Arbitrability is one of the conditions of validity pertaining to the substance of the arbitration agreement, and is important not only in terms of validity of the arbitration agreement, but also in terms of recognition and enforcement lawsuits. Accordingly, the determination of whether a dispute is arbitrable or not is important. In many of its decisions, the Court of Cassation has a practice to accept that disputes are non-arbitrable, if the subject of dispute is of public policy. Indeed, one of the elements that determine arbitrability is public policy. However, the criteria of public policy is not found in the legal provisions that regulate this issue of arbitrability. Accordingly, it is important not to ground the issue of arbitrability solely on public policy, and not to give rise to confusion between these two concepts, which are distinct grounds for refusal of recognition and enforcement of arbitral awards.[i]  Ercüment Erdem, Tahkim Anlaşması, Prof. Dr. Hamdi Yasaman’a Armağan, İstanbul 2017, p.189 (“Erdem”).

[ii]  Erdem, p.189.

[iii]  Burak Huysal, Milletlerarası Ticari Tahkimde Tahkime Elverişlilik, İstanbul 2010, p.197 (“Huysal”).

[iv]  Erdem, p.189.

[v]   Huysal, p.199.

[vi]  Huysal, p. 203.

[vii] “On the other hand, the parties to an agreement may choose to resolve the disputes not subject to public policy, and which are subject to their own will, through arbitration.” The Decision of the 11th Civil Chamber of the Court of Cassation dated 12.04.2005 and numbered 2004/6686 E., 2005/3600 K. Source: www.kazanci.com.

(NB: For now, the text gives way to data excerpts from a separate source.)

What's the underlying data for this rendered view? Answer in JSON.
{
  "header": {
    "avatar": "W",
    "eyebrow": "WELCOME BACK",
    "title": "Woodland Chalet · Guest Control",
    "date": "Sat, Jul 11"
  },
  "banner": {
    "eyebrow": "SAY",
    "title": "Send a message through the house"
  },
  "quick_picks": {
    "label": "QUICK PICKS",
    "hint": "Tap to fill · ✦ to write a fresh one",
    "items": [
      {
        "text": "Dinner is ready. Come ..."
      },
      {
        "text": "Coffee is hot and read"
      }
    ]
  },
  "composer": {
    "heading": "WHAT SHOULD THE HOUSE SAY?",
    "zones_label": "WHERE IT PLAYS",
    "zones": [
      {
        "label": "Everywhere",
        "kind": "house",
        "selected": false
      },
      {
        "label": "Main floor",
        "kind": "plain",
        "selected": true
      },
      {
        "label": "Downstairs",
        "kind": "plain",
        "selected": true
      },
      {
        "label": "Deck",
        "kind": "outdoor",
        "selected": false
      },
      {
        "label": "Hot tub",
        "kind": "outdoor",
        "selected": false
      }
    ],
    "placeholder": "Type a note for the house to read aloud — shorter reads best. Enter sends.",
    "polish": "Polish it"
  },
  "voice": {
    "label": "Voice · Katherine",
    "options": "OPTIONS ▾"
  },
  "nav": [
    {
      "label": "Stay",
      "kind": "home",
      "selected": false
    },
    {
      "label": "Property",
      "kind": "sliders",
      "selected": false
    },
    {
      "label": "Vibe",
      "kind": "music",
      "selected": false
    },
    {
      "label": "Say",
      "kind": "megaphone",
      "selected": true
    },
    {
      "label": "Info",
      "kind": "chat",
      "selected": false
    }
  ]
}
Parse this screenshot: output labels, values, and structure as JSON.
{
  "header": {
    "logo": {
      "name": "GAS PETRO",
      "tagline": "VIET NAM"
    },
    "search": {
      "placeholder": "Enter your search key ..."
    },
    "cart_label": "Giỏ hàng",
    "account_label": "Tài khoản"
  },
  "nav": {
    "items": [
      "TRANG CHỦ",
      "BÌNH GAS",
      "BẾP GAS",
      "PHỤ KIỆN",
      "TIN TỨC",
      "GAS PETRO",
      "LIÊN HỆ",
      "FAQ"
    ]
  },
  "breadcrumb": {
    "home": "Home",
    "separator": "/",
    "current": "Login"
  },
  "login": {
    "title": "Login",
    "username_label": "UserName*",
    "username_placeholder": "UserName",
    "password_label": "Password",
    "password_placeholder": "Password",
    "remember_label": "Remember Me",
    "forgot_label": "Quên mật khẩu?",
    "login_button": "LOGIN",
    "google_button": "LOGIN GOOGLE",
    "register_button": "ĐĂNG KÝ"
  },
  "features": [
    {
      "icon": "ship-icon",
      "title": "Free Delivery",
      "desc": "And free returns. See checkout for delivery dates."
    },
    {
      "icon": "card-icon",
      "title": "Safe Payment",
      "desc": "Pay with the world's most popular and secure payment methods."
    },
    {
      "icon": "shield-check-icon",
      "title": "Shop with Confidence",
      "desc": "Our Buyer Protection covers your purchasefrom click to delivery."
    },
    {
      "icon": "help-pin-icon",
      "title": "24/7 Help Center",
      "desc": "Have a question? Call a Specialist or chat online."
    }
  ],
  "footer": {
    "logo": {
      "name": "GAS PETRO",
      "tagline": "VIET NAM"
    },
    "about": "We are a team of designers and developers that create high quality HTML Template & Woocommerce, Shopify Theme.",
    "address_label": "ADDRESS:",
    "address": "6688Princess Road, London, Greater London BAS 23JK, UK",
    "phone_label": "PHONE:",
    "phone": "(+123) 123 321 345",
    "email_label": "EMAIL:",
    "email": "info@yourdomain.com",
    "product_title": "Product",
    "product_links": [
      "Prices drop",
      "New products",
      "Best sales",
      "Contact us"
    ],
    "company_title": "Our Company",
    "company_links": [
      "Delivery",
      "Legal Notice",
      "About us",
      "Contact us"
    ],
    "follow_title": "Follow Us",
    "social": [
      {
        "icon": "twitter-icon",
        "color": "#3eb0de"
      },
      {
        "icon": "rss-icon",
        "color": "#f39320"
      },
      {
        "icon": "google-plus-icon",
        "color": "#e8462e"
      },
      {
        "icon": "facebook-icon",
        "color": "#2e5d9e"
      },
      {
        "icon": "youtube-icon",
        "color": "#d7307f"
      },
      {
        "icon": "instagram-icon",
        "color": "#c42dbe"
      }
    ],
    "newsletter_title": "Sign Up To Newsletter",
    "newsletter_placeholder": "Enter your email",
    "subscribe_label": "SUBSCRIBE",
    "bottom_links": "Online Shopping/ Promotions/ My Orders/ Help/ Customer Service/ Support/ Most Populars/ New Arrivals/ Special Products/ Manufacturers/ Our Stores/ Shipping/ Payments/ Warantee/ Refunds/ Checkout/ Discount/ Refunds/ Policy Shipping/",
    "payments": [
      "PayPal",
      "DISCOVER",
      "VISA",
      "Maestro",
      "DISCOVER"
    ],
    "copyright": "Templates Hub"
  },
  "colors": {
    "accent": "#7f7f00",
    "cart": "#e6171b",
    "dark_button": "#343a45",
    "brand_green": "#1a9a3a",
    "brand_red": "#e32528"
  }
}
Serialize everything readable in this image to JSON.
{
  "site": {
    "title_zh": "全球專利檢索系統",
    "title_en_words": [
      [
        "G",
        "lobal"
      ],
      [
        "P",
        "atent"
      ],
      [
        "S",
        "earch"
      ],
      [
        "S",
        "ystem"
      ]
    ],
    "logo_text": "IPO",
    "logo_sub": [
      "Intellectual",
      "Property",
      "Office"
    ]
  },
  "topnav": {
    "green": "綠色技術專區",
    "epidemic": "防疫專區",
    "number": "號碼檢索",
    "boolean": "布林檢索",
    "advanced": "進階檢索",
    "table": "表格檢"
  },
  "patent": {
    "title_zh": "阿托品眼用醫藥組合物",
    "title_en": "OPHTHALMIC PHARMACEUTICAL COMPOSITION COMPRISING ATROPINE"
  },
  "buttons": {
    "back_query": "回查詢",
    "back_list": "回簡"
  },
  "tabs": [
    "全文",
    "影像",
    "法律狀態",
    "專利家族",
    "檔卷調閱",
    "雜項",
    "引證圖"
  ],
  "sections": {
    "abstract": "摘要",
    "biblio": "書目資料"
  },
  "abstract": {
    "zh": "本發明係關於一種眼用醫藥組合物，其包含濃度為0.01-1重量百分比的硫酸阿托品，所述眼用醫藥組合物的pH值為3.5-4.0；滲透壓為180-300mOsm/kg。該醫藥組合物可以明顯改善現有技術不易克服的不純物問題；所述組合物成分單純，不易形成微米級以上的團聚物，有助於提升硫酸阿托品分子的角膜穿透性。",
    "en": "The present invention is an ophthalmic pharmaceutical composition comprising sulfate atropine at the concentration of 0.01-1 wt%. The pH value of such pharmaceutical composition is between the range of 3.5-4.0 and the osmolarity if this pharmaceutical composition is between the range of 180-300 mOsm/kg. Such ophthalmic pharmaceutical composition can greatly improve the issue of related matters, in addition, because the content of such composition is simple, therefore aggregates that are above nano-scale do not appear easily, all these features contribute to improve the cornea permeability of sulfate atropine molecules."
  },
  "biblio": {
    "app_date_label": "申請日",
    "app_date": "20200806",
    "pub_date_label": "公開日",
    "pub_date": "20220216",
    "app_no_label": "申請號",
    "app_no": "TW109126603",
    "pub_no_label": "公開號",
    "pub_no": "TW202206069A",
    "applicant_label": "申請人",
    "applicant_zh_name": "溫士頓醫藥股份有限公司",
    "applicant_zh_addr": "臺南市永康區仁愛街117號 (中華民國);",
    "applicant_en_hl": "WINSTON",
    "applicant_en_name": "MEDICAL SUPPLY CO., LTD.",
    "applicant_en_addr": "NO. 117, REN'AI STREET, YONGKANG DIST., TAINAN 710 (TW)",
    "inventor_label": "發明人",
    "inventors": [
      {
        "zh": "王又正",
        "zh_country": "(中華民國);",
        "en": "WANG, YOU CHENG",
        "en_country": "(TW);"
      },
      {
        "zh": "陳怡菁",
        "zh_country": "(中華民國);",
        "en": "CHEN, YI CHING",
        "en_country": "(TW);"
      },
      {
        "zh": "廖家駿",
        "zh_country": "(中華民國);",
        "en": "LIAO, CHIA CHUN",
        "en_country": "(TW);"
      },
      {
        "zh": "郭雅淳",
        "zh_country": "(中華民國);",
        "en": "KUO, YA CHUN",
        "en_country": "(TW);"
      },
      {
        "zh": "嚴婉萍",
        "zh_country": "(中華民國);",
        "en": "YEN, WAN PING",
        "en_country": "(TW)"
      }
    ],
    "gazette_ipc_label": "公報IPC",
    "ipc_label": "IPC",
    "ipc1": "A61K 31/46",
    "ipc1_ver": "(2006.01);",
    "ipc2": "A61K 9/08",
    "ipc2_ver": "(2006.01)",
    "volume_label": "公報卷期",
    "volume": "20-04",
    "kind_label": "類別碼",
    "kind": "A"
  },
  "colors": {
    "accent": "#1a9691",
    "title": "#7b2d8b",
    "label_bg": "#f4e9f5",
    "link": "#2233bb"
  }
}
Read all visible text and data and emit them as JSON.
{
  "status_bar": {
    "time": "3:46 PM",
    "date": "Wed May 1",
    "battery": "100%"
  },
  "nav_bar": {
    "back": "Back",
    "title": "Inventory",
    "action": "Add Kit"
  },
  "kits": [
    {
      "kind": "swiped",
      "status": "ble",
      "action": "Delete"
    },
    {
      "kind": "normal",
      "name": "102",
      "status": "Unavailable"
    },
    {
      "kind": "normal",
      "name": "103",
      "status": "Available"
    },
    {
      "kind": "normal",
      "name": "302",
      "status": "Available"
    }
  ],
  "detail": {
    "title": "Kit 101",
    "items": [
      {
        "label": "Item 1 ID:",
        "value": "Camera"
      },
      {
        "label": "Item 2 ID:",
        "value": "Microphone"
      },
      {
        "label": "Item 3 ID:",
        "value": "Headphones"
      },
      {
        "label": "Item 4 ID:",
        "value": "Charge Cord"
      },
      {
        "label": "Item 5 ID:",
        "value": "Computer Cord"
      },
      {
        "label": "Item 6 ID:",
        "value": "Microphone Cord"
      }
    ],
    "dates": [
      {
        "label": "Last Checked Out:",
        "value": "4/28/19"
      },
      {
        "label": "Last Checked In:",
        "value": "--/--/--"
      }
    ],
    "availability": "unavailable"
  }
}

[viii] Decision of the General Assembly of the Unification of Judgments of the Court of Cassation dated 28.01.1994 and numbered 1993/4 E., 1994/1 K. Source: www.kazanci.com.

[ix] The decision of the Istanbul 3rd Commercial Court dated 25.07.2005 and numbered 2004/922 E., 2005/646 K. Source: Huysal, p.198.

[x] Decision of the 3rd Civil Chamber of the Court of Cassation dated 02.12.2004 and numbered 2004/13018 E., 2004/13409 K. Source: www.kazanci.com.